Sintaku,
Diakhir suratku yang
terakhir ku sampaikan penyesalanku karna aku ingin berhenti mengirimu surat.
Sungguh aku minta maaf tentang itu, bukankah ada kalanya seseorang itu harus
berhenti sejenak untuk melangkah lebih jauh? Itu yang kulakukan Sintaku, tapi
aku salah menyampaikannya kepadamu.
Aku
harap kau dapat mengerti keadaanku waktu itu, saat awan dan ombak membuka semua
tentangmu sungguh aku rapuh, aku tak berdaya Sintaku, tapi percayalah keadaan
itu tak begitu lama ku lalui. Beberapa saat kemudian aku duduk kembali dimeja
tulisku untuk menulis surat-suratku kepadamu untuk tidak pernah kau balas.
Kekasih,
Bukankah berharap
adalah doa yang paling egois? Bukankah ketika aku berharap kepadamu aku sedang
memaksakan kehendakmu? Itu sebabnya aku sudah lama berhenti berharap kepadamu
Sintaku. Aku tak mau menjadi orang yang egois yang memaksa kau melakukan
harapanku. Bukannya kau susah untuk dipaksa.
Aku
teringan waktu itu, saat teman-temanmu berencana untuk menurunkan rektor
kampusmu hanya karena salah berbicara saat diwawancarai media. Kau dengan tegas menyampaikan pandanganmu
yang sangat berbeda dengan teman-temanmu, sungguh keberanian yang harus aku acungi dua jempol. Tapi sayang Sintaku,
keberanianmu tak menghasilkan apa-apa teman-temanmu tetap ngotot dengan
pandangannya. Tapi aku sudah biasa dengan orang-orang seperti itu Sintaku, jadi
aku tak terkejut saat kau menceritakannya kepadaku.

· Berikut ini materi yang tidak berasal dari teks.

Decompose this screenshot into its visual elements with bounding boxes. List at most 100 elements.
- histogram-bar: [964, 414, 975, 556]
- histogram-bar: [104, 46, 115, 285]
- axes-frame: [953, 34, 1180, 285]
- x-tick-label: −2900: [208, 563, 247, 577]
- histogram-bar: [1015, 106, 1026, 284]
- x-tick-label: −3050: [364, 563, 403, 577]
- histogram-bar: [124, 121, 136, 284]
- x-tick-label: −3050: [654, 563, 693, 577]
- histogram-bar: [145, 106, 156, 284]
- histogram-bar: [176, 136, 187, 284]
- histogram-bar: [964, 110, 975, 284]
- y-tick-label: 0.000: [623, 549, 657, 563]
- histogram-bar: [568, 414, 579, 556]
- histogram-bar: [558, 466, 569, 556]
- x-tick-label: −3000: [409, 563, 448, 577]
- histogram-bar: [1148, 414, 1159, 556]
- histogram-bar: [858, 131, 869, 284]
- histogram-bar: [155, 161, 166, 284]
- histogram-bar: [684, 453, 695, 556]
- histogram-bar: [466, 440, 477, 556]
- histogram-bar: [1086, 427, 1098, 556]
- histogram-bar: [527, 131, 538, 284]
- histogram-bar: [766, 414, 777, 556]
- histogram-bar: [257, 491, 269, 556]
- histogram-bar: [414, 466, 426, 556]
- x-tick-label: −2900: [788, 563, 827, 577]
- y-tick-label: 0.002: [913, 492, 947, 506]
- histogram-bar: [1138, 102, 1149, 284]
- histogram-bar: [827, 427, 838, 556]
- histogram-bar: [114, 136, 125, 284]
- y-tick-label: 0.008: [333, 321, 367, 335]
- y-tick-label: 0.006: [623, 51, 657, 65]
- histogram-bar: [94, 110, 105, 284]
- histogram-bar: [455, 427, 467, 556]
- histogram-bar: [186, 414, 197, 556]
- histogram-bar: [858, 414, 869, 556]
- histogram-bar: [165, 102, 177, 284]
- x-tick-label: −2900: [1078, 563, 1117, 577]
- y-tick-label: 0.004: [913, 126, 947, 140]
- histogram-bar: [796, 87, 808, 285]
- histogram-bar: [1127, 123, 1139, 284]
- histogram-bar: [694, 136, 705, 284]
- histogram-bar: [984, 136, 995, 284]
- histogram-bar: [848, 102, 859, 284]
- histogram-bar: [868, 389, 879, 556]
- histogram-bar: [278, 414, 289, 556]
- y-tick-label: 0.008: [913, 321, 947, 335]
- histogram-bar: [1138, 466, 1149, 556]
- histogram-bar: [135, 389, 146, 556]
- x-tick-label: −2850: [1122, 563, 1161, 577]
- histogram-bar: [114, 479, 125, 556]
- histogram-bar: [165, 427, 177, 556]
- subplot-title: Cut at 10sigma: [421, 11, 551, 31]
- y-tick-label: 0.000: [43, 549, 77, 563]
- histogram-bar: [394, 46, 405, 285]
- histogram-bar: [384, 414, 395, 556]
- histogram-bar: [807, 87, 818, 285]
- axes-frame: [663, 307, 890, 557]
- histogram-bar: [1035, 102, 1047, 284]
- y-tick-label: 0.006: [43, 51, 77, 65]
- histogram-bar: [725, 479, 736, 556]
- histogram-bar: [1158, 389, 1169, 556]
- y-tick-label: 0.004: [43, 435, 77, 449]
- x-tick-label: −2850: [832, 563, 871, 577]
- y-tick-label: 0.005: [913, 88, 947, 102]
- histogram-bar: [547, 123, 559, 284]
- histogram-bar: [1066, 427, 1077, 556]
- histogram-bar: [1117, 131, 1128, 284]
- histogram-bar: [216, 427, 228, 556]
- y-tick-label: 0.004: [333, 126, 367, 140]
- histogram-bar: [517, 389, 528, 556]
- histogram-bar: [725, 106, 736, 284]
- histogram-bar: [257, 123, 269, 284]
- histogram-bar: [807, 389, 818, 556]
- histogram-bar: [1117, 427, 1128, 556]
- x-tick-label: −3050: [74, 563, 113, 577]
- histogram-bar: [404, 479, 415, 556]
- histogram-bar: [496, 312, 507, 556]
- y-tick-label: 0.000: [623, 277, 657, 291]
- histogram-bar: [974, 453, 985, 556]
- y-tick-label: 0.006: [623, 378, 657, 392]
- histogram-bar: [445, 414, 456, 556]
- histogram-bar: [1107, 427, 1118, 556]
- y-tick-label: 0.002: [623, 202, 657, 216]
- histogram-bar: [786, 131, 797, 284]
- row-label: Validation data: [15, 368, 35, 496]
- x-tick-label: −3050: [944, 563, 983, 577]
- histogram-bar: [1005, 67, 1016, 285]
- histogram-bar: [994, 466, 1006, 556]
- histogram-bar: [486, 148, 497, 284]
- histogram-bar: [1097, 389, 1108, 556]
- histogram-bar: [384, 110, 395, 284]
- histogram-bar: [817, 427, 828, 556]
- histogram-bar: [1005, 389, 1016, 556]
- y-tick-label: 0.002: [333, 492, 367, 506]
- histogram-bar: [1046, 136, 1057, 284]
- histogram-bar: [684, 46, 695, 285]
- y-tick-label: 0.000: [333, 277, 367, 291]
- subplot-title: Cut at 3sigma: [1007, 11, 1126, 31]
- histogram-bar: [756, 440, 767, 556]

La wong pergaulanku aja sudah sampe ke golongan manusia bawah tanah
kok, hehehe.
Sintaku,
Aku berfikir di Negerimu
sana kau sangat sibuk sekali.
Oya
dengar-dengar sudah kau rubah penampilanmu, ah, makin cantik pasti kau dengan
gaya dandanan barumu Sintaku. Aku sungguh rindu, kapan kita akan bertemu lagi?
Aku tak peduli meski pertemuan kita tak dulu di jadwalkan, seperti di mini bus
itu, aku juga tak peduli jika kau tak berbicara kepadaku, aku sudah belajar
tentang mengerti hatimu.
Dulu
Sintaku, saat kau bisikan “senja bersamaku” di telinga sebelah kananku aku
berfikir kau selalu dibawah senja, dan bermandi megah jingga. Aku baru sadar,
ternyata aku salah tentang itu, ternyata yang kau maksud adalah ketika aku
bersama senja ketika itu pula aku bersamamu, bukankah begitu? Maaf kalo aku
salah menafsirkan bisikanmu itu. Tafsiranku memang sering berbeda dengan kebanyakan
orang.
Sintaku,
Maaf jika dalam
suratku ini kau menunggu-nunggu cerita tentang Lek Tho, aku beritahu aku sedang
hilang mood untuk cerita tentang Lek
Tho. Kau pasti tahu alasannya Sintaku. Aku juga tidak akan menceritakan tentang
temuan-temuanku saat mencari balasan surat-surat darimu. Senja sedang tak bersahabat
denganku, awan juga begitu. Mereka diam-diam mengomel tentangku. Iya, mereka
asik mengomel tentang aku yang terus membaca balasan surat darimu, padahal kau
juga tak membalasnya. Mereka membodoh-bodohkan komat-kamit mulutku, “tak ada
surat kok dibaca,” setiap senja melontarkan kalimat itu awan pasti ketawa
cekikikan mendengar ocehan remeh itu.
Aku
gak bisa melawan Sintaku, sama saat dulu waktu kau ku bonceng lalu memintaku
untuk menurunkanmu ditengah jalan, aku tak bisa melawan karna itu mau-mu. Saat
kau ku tinggal kau malah marah-marah padaku, aku bisa apa? Aku hanya menuruti
kemauanmu dulu.
Ah,
Sudahlah
lupakan saja tentang itu, aku tahu kau hanya sedang ingin diperhatikan waktu
itu. Aku tahu tapi aku pura-pura tidak tahu saja, makanya saat kau marah-marah
aku nikmati saja ocehanmu. Toh, aku juga gak bisa ngelawan aku tahu benar isi
kepalamu. Hehehe.
Senjaku,
Kau
harus tau, aku sedang menjalankan bisnis baruku.
Oh,
sudah dulu ya Sintaku ada pelanggan yang memangilku aku harus segera pergi.